Carson, male patient at RegenCen

In our experience at RegenCen, when these men are treated appropriately and testosterone is restored to a more youthful physiologic range, the response is strikingly consistent. Almost nine out of ten men experience meaningful improvement in two or more areas:

  • Energy and motivation
  • Libido and sexual performance
  • Strength and stamina
  • Body composition (fat loss, improved tone)
  • Mental clarity, focus
  • Sleep quality and recovery

These aren’t subtle changes. Men notice these in daily life – at work, in the gym, and in relationships. Many describe feeling like themselves again, rather than “enhanced.”

The takeaway

Testosterone deficiency isn’t rare, and it’s not just men at the extreme low end of a lab range. Under 40, almost ⅙ of men have clinically low T (that’s WAY up from 1990s).
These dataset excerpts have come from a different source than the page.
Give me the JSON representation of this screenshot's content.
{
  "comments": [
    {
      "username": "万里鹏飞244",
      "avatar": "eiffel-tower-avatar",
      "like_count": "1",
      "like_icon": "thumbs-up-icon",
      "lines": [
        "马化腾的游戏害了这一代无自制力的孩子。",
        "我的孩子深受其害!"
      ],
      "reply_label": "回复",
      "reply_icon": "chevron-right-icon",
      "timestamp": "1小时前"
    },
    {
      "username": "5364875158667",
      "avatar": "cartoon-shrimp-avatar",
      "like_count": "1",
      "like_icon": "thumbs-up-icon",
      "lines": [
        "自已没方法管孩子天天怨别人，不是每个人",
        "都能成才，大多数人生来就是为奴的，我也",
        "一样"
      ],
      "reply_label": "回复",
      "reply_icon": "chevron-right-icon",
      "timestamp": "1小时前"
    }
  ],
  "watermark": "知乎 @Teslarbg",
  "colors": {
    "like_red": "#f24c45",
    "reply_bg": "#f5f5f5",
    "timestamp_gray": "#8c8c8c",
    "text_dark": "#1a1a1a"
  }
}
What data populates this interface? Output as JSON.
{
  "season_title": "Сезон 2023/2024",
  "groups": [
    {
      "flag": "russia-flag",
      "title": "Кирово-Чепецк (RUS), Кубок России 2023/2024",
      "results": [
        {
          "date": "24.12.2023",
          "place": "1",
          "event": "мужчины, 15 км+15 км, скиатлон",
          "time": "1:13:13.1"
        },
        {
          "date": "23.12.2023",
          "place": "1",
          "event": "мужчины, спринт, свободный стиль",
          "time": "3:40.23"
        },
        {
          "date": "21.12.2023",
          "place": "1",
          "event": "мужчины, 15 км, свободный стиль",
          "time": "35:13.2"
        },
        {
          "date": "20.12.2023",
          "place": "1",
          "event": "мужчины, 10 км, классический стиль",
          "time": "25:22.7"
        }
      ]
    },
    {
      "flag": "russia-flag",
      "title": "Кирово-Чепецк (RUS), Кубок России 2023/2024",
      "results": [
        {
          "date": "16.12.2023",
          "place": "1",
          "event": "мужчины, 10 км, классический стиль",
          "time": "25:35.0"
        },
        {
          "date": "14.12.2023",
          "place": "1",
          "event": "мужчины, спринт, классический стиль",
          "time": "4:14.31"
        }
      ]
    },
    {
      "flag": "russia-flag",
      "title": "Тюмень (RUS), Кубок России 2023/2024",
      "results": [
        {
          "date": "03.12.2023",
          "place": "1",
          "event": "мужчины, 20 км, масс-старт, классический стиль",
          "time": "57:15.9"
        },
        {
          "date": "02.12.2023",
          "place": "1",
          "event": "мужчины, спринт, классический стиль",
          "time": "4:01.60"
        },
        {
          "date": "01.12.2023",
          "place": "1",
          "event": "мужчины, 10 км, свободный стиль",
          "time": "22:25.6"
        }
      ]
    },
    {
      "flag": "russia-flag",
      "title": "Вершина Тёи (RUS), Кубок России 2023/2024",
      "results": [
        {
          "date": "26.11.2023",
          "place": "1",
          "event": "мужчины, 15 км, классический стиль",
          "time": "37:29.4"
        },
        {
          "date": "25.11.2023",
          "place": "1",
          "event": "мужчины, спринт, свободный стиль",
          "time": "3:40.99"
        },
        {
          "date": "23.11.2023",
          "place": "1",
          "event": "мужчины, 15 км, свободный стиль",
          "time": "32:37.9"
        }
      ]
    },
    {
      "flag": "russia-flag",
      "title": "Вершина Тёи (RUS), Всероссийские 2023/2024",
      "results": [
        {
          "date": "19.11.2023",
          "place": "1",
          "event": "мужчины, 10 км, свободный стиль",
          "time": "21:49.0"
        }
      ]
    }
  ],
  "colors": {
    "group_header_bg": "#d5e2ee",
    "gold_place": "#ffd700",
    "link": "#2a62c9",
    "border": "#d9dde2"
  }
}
By 60, it’s about 75%.

If symptoms are present, and testosterone is in the lower third of the reference range, dismissing the result as “normal” ignores how hormones actually work – and how men actually feel.

Good medicine isn’t about reassuring patients with statistics. It’s about restoring function and long-term health. Correcting low testosterone isn’t about chasing youth. It’s about addressing a silent deficit that has been normalized for far too long.

A thoughtful next step

If this article sounds uncomfortably familiar, the next step isn’t guessing – it’s a properly timed, properly interpreted hormone evaluation, followed by an informed discussion of options.

Done correctly, it can be life-changing.